By Recker McDowell —

A planned $140 million development in Tempe is being touted as a first in the U.S. for a ‘car-less’ apartment complex.

The Culdesac Tempe apartments are being proposed without parking. The complex is on the Metro light rail and the San Francisco developer building it plans on offering discounts on Uber and Lyft rides and transit.

The idea of no parking and no cars designed for a place like sprawling metro Phoenix is drawing national attention for the ‘Culdesac’.

But don’t expect the ‘car-less’ concept to be a flash in the pan. Cities across the country are looking at creative ways to make their communities and neighborhoods more walkable and transit oriented.

That means more density so residents can be near transit or can walk or bike to nearby retail, grocery stores and restaurants.

Cities including Tempe, Scottsdale, Chandler, Gilbert and Mesa are figuring out the future paths when it comes density, walkability, parking and how ‘urban’ they want their downtowns to be.

Many cities see the obvious need for parking as redevelopment projects propose new concepts and in some cases more density. Scottsdale, Chandler and Gilbert, for example, are all looking at how to approach parking as new projects and offerings come to their downtowns.

Other cities across the country are looking at how to bring in more residents, deal with the need for ‘workforce’ and less expensive housing options and meld that into their downtowns and transit systems.

Tempe is in that camp. Tempe has a strong cadre of progressive City Council members who want more density, residents and workforce housing in the downtown area. But those councilors are not opposed to growth or new projects. They are willing to look at creative projects and new ideas when it comes to parking and cars. If cities want density and to be more pedestrian focused, they are going to have meld those desires with parking and how they view land use and redeveloping existing properties.
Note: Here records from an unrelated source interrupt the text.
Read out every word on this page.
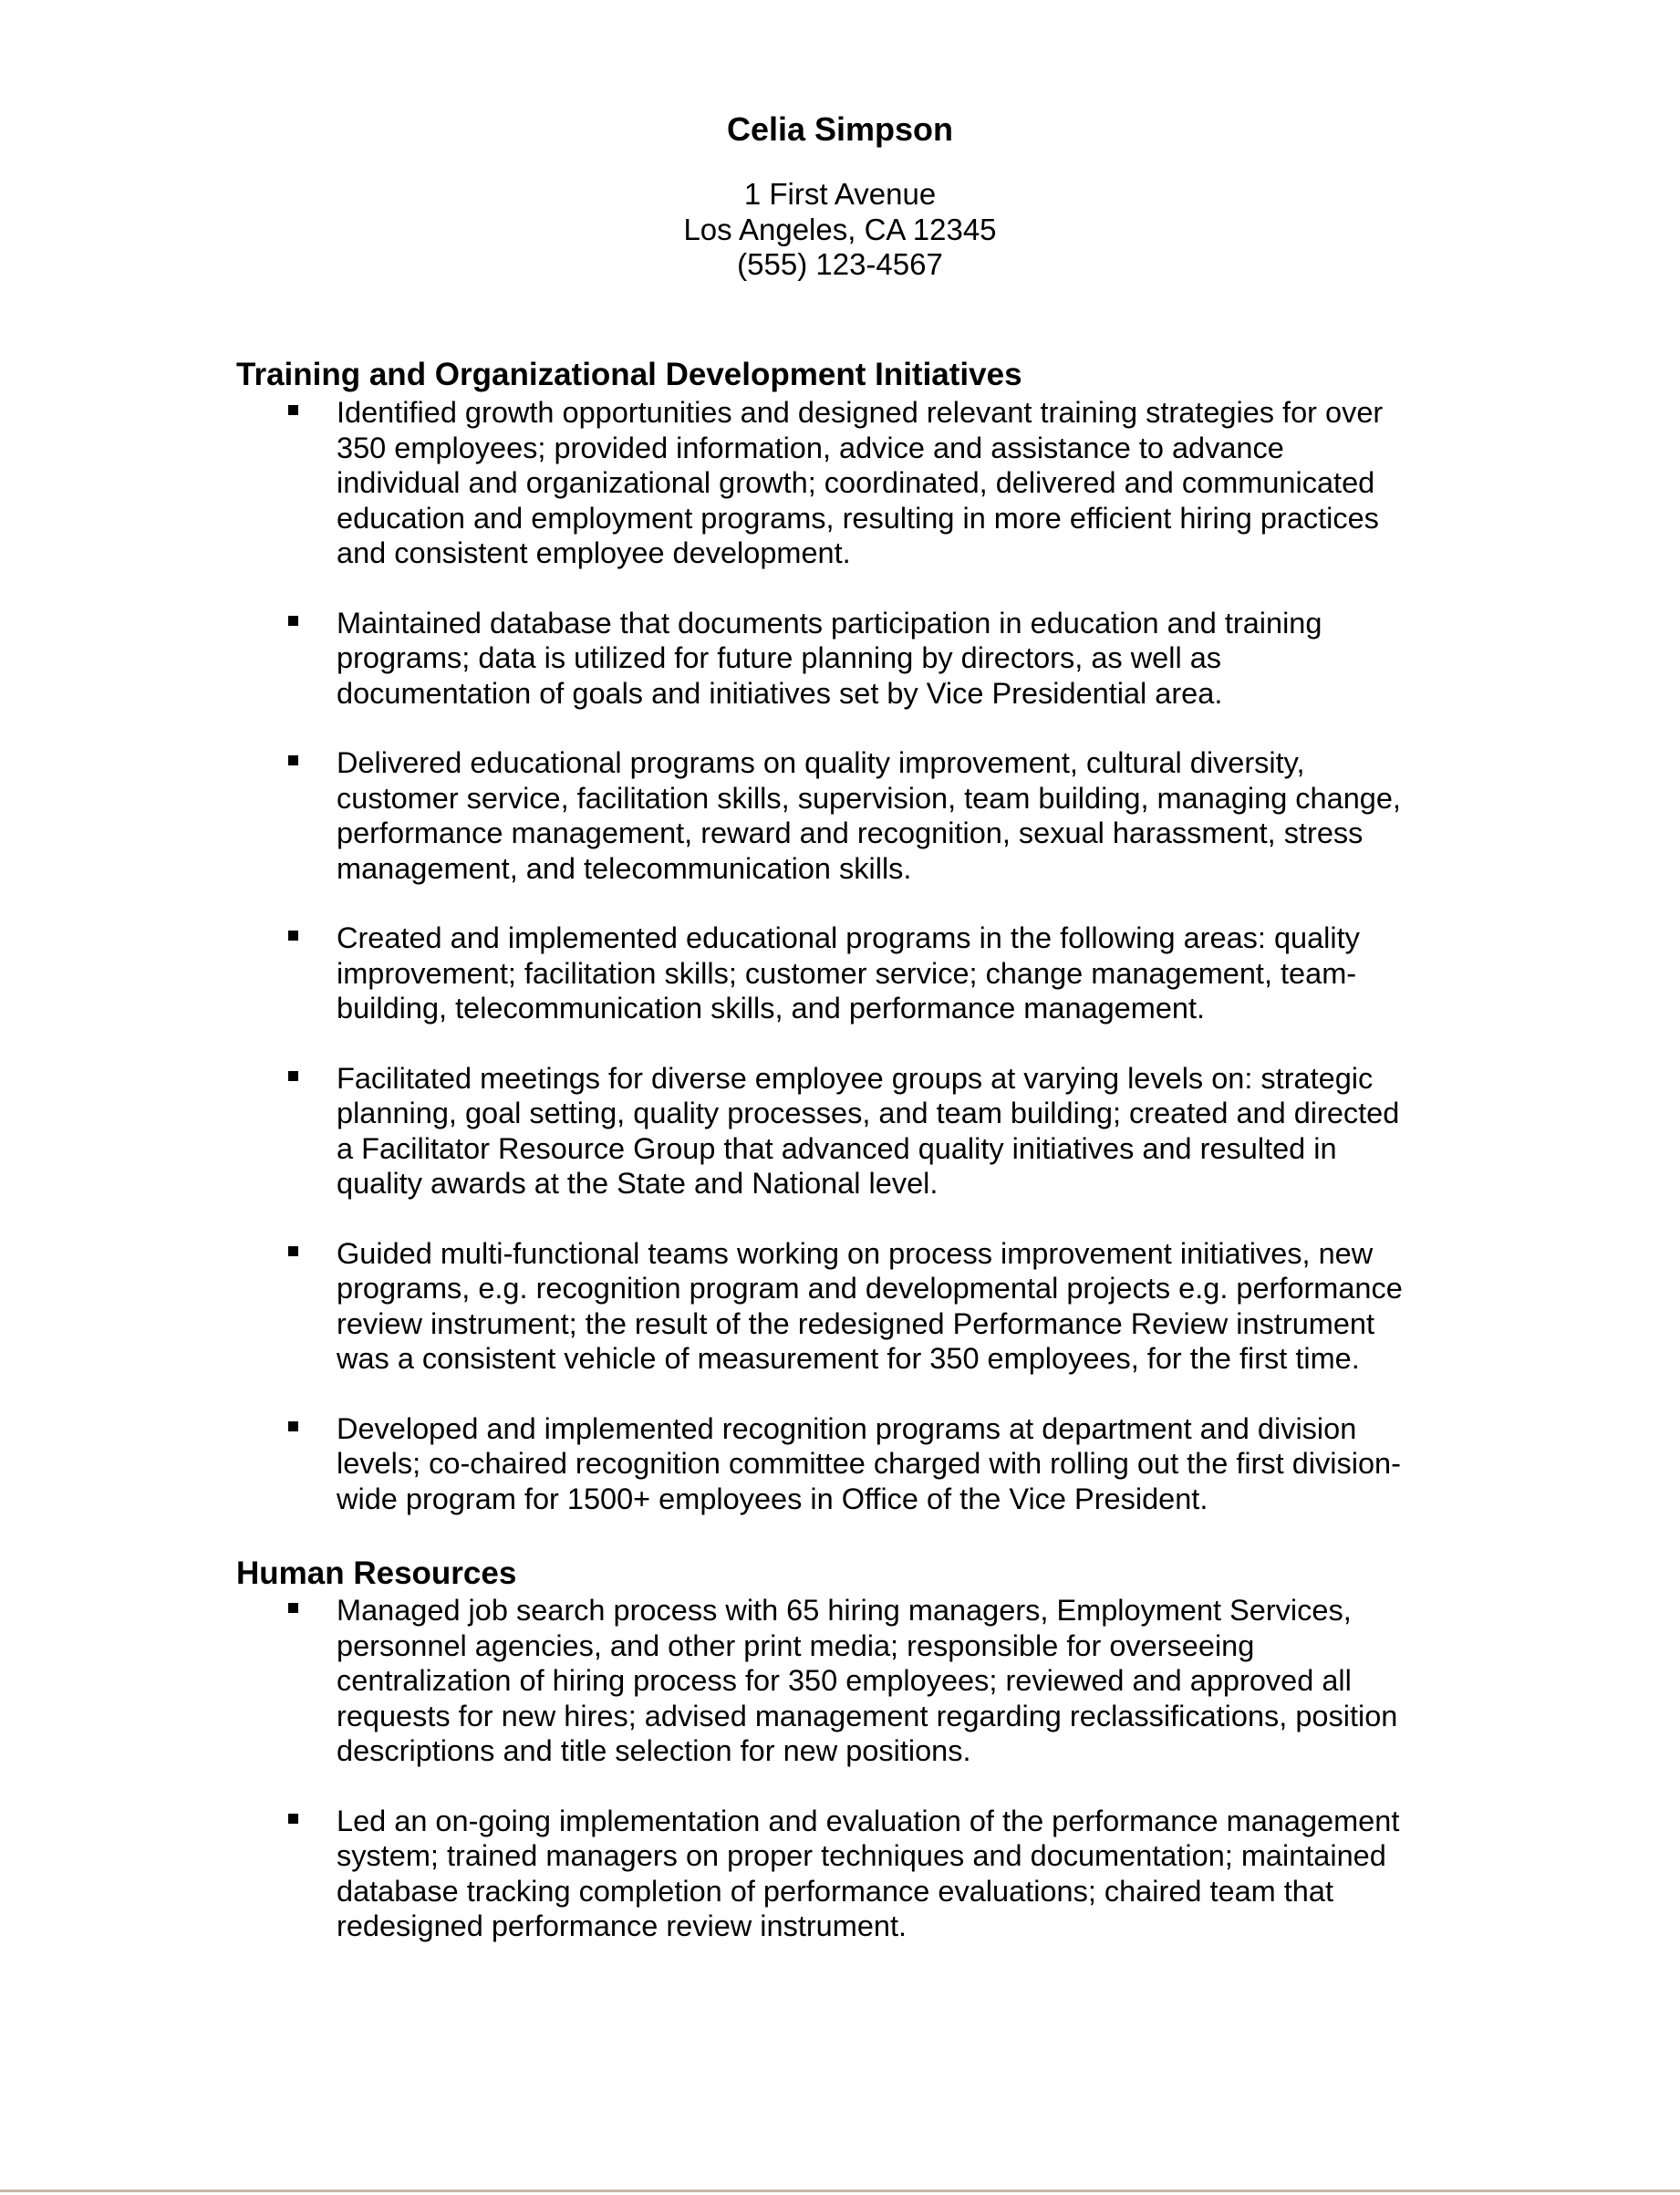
Celia Simpson
1 First Avenue
Los Angeles, CA 12345
(555) 123-4567
Training and Organizational Development Initiatives
Identified growth opportunities and designed relevant training strategies for over
350 employees; provided information, advice and assistance to advance
individual and organizational growth; coordinated, delivered and communicated
education and employment programs, resulting in more efficient hiring practices
and consistent employee development.
Maintained database that documents participation in education and training
programs; data is utilized for future planning by directors, as well as
documentation of goals and initiatives set by Vice Presidential area.
Delivered educational programs on quality improvement, cultural diversity,
customer service, facilitation skills, supervision, team building, managing change,
performance management, reward and recognition, sexual harassment, stress
management, and telecommunication skills.
Created and implemented educational programs in the following areas: quality
improvement; facilitation skills; customer service; change management, team-
building, telecommunication skills, and performance management.
Facilitated meetings for diverse employee groups at varying levels on: strategic
planning, goal setting, quality processes, and team building; created and directed
a Facilitator Resource Group that advanced quality initiatives and resulted in
quality awards at the State and National level.
Guided multi-functional teams working on process improvement initiatives, new
programs, e.g. recognition program and developmental projects e.g. performance
review instrument; the result of the redesigned Performance Review instrument
was a consistent vehicle of measurement for 350 employees, for the first time.
Developed and implemented recognition programs at department and division
levels; co-chaired recognition committee charged with rolling out the first division-
wide program for 1500+ employees in Office of the Vice President.
Human Resources
Managed job search process with 65 hiring managers, Employment Services,
personnel agencies, and other print media; responsible for overseeing
centralization of hiring process for 350 employees; reviewed and approved all
requests for new hires; advised management regarding reclassifications, position
descriptions and title selection for new positions.
Led an on-going implementation and evaluation of the performance management
system; trained managers on proper techniques and documentation; maintained
database tracking completion of performance evaluations; chaired team that
redesigned performance review instrument.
The car-less Culdesac certainly makes Tempe look forward thinking and progressive nationally. That will help the East Valley city with urban and transit minded employers, professionals and others looking at where to land their jobs, careers and lives.

Other cities, including Scottsdale, will also need to be ready for new types of development, parking and density plans. Not every project works for every city, but planners, developers and elected officials all need to be open-minded and aware that the world, consumer tastes and business models are changing.

That includes how and where people live and how they are connected to their jobs and communities.

Cities that live too much in the past or are closed minded to new ideas including with density, land-uses and parking run the risk of not looking forward thinking and getting left behind as marketplaces and preferences change.